The schedule of noise of the erased tape

From the schedule of noise and the maximum amplitude of experimental Sharp we receive the maximum frequency:

\frac{asin{\frac{0,002}{0,9}}}{2 \pi 0,0005} + \frac{18 \pi}{2 \pi 0,0005} \approx 18kHz \tag{10}

It should be noted that we do not become attached to standards, and look for practical result on the basis of which describe digital transformation including at the minimum levels of a signal where the frequency of record is greatest possible. Also we will note that we operate with amplitude in conventional units (c.u). Level of loudness does not change at measurements, and as loading serves active nominal resistance. Frequency of sampling of one channel of Sharp has to be above the second harmonica of the maximum frequency of reproduction, and the sound path is provided with the filter of low frequencies which is present at circuitry of the tape recorder:

f_{sampling} = 2 f_{lim} = 2 \cdot 18kHz = 36kHz \tag{11}

Schedule of the maximum amplitude

Dynamic range is bounded above overload capacity of the tape. Write amplifiers are supplied with level limiters which prevent the tape overload. We determine the bit depth of the analog path as:

N_{bit} =log_2 \left ( \frac{2|A_{max} - A_{min}|}{|A_{min}|} \right ) \approx log_2 \left ( 2 \frac{|A_{max}|}{|A_{min}|} \right ) \tag{12}

The two is the scope of amplitudes. Compander squelch can expand the dynamic range, but not the bit depth of the system. It depends on circuitry of devices. Only the amplitude of the $(A_{min}),$ bit step is increased. By the way, characteristic distortions of systems of noise reduction are the consequence of increase in amplitude of the bit step. And so a moment of truth:

N_{bit} =log_2 \left ( 2 \cdot \frac{0,9}{0,002} \right ) = 10 bit!

Output:

Even with considerable indulgences, the real bit depth of the cassette tape recorder makes 10 bits, with a sampling rate of 36 kHz. About any exceeding quality, in comparison with digit 16 – 24 bits, out of the question! The magnetic record – the technology which left is more interesting to collectors of “brilliant devices”, and the tonal quality is subjective emotional appraisal. It is possible to draw a conclusion on inability of a tape to transfer signals with the bit depth exceeding signal-to-noise ratio level also.
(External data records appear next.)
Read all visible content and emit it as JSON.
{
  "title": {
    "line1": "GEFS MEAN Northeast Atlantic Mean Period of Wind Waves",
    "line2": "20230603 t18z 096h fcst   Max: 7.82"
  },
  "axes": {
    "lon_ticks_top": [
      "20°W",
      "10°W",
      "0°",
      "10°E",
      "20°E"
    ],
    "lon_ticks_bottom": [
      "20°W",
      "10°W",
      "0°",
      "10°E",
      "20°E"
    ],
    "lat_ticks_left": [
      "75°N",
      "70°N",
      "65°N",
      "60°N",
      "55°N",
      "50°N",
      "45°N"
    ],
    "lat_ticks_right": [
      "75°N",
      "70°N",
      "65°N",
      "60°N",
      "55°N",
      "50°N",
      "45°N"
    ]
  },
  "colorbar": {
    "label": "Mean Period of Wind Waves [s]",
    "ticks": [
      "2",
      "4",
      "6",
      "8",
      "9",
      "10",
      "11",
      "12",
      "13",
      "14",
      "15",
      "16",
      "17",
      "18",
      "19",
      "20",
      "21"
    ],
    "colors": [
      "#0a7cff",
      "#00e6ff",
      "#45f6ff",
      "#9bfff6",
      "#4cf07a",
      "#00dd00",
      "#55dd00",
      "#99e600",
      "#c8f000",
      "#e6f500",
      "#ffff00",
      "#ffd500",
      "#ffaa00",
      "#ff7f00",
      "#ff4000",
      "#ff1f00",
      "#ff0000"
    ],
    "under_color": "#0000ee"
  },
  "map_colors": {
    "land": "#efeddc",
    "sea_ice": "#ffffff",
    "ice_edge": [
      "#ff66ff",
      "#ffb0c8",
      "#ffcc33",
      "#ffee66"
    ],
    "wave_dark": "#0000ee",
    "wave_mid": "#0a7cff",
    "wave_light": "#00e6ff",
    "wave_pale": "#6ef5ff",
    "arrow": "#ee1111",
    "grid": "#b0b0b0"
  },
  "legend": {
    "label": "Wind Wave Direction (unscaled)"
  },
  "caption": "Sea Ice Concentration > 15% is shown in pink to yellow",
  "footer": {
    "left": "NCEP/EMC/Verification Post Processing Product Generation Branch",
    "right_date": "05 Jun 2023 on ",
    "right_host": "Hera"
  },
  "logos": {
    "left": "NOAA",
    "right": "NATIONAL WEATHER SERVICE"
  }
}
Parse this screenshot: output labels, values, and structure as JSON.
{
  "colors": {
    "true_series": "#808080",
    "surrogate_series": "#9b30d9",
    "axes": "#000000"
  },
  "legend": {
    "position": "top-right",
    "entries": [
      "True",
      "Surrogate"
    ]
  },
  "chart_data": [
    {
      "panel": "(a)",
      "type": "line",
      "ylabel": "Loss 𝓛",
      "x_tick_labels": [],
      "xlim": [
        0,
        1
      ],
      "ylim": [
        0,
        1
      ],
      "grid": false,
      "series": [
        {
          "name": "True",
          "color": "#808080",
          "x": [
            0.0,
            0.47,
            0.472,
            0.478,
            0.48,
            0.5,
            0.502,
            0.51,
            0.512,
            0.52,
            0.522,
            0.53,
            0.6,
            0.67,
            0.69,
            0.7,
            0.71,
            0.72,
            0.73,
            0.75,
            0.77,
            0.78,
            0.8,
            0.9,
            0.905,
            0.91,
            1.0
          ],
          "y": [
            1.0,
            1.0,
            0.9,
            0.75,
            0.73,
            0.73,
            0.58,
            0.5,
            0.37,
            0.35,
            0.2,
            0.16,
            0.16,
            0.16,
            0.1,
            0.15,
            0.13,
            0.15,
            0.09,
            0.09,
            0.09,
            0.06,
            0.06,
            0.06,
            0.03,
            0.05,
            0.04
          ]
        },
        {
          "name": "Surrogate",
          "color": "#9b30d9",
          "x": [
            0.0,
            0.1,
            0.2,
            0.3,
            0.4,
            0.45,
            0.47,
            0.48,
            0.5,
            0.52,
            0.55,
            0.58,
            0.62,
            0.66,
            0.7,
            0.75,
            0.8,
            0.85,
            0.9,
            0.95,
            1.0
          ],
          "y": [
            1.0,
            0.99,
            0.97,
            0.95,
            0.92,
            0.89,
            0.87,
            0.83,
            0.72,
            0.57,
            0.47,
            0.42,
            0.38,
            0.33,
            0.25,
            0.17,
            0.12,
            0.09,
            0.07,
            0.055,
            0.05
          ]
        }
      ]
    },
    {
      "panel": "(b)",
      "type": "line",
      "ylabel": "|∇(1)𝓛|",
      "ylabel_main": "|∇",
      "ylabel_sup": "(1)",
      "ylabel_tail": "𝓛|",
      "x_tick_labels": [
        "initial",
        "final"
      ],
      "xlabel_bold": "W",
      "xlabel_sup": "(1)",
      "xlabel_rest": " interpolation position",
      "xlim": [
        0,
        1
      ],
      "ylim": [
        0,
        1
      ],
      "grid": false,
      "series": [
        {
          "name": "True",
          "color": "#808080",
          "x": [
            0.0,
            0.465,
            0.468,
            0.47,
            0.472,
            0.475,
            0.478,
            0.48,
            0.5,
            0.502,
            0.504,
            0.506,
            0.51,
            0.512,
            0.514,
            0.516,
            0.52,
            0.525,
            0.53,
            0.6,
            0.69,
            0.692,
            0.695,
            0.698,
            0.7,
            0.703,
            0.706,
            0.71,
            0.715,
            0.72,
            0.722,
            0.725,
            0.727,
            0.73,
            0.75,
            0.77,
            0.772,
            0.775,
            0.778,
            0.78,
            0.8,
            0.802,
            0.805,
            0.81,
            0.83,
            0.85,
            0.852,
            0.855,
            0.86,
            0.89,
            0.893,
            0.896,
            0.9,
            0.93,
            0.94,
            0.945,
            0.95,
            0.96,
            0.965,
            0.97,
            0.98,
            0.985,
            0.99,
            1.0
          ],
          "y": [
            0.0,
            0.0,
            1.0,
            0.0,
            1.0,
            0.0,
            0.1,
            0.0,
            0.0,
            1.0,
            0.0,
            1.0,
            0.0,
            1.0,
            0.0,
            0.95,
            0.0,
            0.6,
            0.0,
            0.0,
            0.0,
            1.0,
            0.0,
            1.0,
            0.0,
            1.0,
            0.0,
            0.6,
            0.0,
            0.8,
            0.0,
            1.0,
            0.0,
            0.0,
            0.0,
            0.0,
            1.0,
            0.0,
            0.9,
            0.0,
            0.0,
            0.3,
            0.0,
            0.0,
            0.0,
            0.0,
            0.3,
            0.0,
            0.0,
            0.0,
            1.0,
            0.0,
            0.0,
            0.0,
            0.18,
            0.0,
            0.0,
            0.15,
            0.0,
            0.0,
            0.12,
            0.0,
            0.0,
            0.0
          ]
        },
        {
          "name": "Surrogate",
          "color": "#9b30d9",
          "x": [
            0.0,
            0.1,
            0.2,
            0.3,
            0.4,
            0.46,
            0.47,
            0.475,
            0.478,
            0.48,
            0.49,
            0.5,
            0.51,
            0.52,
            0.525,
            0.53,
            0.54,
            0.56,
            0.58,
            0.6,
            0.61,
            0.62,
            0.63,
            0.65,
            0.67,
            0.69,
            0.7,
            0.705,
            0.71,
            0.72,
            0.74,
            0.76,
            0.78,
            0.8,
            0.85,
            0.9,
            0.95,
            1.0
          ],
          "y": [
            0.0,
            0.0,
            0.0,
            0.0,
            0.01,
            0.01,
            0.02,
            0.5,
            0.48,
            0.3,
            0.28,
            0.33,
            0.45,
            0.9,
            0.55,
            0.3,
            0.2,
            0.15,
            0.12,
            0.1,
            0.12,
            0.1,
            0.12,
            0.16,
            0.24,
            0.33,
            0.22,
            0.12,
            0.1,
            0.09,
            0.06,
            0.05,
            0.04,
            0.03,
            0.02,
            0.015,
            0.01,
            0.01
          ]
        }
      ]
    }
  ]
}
Fluctuation of limiting frequency of record of a signal leads to a failure of legibility of a phonogram – to deterioration in its transparency in comparison with the digital medium. Trial records of a reference phonogram in high resolution on the cartridge and in worsened (10 bits, 36 kHz) in a digital format were made for confidence. When listening, the amazing proximity of quality of sounding of these phonograms was observed.